Благодаря таким операциям на здоровых глазах доктор Вассори умножил не только свою славу и репутацию выдающегося врача, которому всегда удавалось предотвратить угрозу слепоты, — это в то же время утоляло его ненасытное сребролюбие и тешило тщеславие, когда наивные жертвы с ограбленными карманами и таким же зрением смотрели на него как на заступника и благословляли как спасителя.
Человек, всеми нитями связанный с гетто и вросший в него бесконечными невидимыми и тем не менее неодолимыми корнями, наученный с детства подстерегать в засаде как паук, знавший в городе всех и каждого и в любом пустяке угадывавший и видевший насквозь их отношения и денежные связи, — только такой человек — пусть его называют чуть ли не «полуясновидцем» — мог долгие годы совершать подобные мерзости.
И если бы не я, он и по сию пору еще занимался бы своим ремеслом и продолжал бы его до глубокой старости, чтобы наконец в качестве почтенного патриарха, в кругу своих близких удостоившегося высших почестей, в качестве яркого примера для будущих поколений наслаждаться на закате жизни, покуда — покуда над ним в конце концов не пропели бы «С великим сдохшим упокой…»
Но я тоже вырос в гетто, и моя кровь также насыщена дьявольским коварством, и я низверг его, как низвергают человека невидимые призраки, как поражает гром среди ясного неба.
Молодому немецкому врачу доктору Савиоли принадлежит заслуга в разоблачении Вассори, я стоял за его спиной и собирал факт за фактом, пока не наступил день, когда рука прокурора достала доктора Вассори.
Тут-то выродок и покончил с собой! Благословен тот час!
Словно рядом с ним стоял мой двойник и направлял его руку — он лишил себя жизни, выпил амилнитрит из колбы, оставленной мной умышленно на всякий случай в его ординаторской, когда однажды я сам уговаривал его поставить мне тоже ложный диагноз глаукомы, умышленно и страстно желая — пусть этот амилнитрит нанесет ему последний удар.
В городе ходили слухи, что его хватил кондрашка.
Вдыхаемый амилнитрит смертелен, как апоплексия.
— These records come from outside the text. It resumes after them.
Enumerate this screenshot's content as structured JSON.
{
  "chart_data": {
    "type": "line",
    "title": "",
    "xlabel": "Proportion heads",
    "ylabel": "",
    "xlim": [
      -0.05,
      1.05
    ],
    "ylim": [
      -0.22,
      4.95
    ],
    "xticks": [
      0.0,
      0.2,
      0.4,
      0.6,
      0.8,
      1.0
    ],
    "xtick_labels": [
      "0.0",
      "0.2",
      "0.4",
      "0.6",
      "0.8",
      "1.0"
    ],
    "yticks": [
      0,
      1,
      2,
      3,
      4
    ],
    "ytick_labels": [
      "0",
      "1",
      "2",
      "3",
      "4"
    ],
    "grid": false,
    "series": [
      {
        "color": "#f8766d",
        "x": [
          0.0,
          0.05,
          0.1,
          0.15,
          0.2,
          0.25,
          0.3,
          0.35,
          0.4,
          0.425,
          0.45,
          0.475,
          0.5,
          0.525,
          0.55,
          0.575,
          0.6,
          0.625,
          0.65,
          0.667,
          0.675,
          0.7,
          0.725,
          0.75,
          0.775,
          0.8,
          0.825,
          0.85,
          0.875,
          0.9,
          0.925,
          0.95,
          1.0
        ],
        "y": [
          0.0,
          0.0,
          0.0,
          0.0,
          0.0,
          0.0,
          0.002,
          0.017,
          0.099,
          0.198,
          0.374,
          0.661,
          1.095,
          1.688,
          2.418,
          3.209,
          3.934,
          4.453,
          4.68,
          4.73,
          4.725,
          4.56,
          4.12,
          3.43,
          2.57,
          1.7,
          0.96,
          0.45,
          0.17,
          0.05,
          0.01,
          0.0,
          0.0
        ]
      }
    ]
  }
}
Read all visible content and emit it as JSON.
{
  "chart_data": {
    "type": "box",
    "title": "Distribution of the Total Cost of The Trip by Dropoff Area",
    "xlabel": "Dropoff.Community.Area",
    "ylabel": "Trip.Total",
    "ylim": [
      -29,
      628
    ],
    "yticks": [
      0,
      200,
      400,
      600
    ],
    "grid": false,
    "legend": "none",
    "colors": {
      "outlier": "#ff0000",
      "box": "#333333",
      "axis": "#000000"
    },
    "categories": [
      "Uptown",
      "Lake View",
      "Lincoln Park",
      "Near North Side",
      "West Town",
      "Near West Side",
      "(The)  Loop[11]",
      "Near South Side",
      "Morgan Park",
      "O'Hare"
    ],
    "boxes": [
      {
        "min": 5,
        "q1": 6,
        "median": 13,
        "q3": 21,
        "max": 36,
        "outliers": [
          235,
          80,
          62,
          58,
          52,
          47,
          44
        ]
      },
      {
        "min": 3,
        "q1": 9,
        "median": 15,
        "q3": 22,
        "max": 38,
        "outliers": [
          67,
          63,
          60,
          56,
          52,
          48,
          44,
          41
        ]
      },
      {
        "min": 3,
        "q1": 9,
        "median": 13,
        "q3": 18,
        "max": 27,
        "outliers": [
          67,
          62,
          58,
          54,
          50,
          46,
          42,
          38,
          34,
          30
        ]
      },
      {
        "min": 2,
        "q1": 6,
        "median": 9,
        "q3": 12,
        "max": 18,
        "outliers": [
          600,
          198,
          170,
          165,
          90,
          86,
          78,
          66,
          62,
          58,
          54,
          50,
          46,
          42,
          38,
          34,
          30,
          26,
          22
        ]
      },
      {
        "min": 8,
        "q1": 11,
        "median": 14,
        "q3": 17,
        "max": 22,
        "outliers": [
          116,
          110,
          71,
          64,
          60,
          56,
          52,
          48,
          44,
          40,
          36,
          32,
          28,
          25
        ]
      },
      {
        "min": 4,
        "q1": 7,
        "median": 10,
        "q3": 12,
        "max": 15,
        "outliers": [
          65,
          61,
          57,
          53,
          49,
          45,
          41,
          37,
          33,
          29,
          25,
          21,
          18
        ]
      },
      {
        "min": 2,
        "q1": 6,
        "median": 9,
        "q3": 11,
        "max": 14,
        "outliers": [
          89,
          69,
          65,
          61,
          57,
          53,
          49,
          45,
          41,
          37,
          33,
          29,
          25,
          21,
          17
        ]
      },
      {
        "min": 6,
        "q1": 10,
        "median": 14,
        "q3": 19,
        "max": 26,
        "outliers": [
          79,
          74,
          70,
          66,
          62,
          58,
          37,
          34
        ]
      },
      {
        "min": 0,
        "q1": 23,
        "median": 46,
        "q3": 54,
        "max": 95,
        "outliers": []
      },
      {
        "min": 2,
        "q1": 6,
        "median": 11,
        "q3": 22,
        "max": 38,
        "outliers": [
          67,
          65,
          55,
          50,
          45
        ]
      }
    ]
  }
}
Но долго принимать эти слухи на веру было невозможно.
Хароузек рассеянным взглядом уставился в одну точку, как будто углубился в решение глубоких проблем, потом пожал плечами, показывая в сторону лавки Аарона Вассертрума.
— Теперь он один, — пробормотал он, — один-одинешенек, наедине со своей алчностью и… и… с восковой куклой!
Сердце мое подпрыгнуло к горлу.
В ужасе смотрел я на Хароузека.
Может, он сумасшедший? Ведь только бредовые фантазии заставляли его выдумывать подобные вещи.
Ну конечно, конечно! Он придумал, ему все приснилось!
Не могли быть правдой ужасы, рассказанные им об окулисте. Он ведь чахоточный, и его мозг в бреду предсмертной лихорадки.
И мне захотелось успокоить его шутками, направить его мысли в разумное русло.
И здесь, прежде чем я подобрал слова, как молния мелькнуло в моей памяти лицо Вассертрума с заячьей губой, когда он в прошлый раз заглянул в мою каморку, зыркнув рыбьими глазами в распахнутую дверь.
Доктор Савиоли! Доктор Савиоли! Да-да, так же звали молодого человека, о котором мне доверительным шепотом рассказал актер-кукловод Цвак, сдавший ему свою студию, как о важном квартиросъемщике.
Доктор Савиоли! Как громкое эхо всплыло это имя в моей душе. Вереница расплывчатых картин трепетала в моем сердце, вызывая страшные подозрения, обрушившиеся на меня. Мне хотелось расспросить Хароузека, от страха рассказать ему быстрее все, что я в тот раз пережил, и тут я увидел, что им овладел приступ резкого кашля и он вот-вот упадет. Я успел еще только заметить, как он, с трудом опираясь о стену, еле волочит ноги по лужам, кивнув мне головой на прощанье.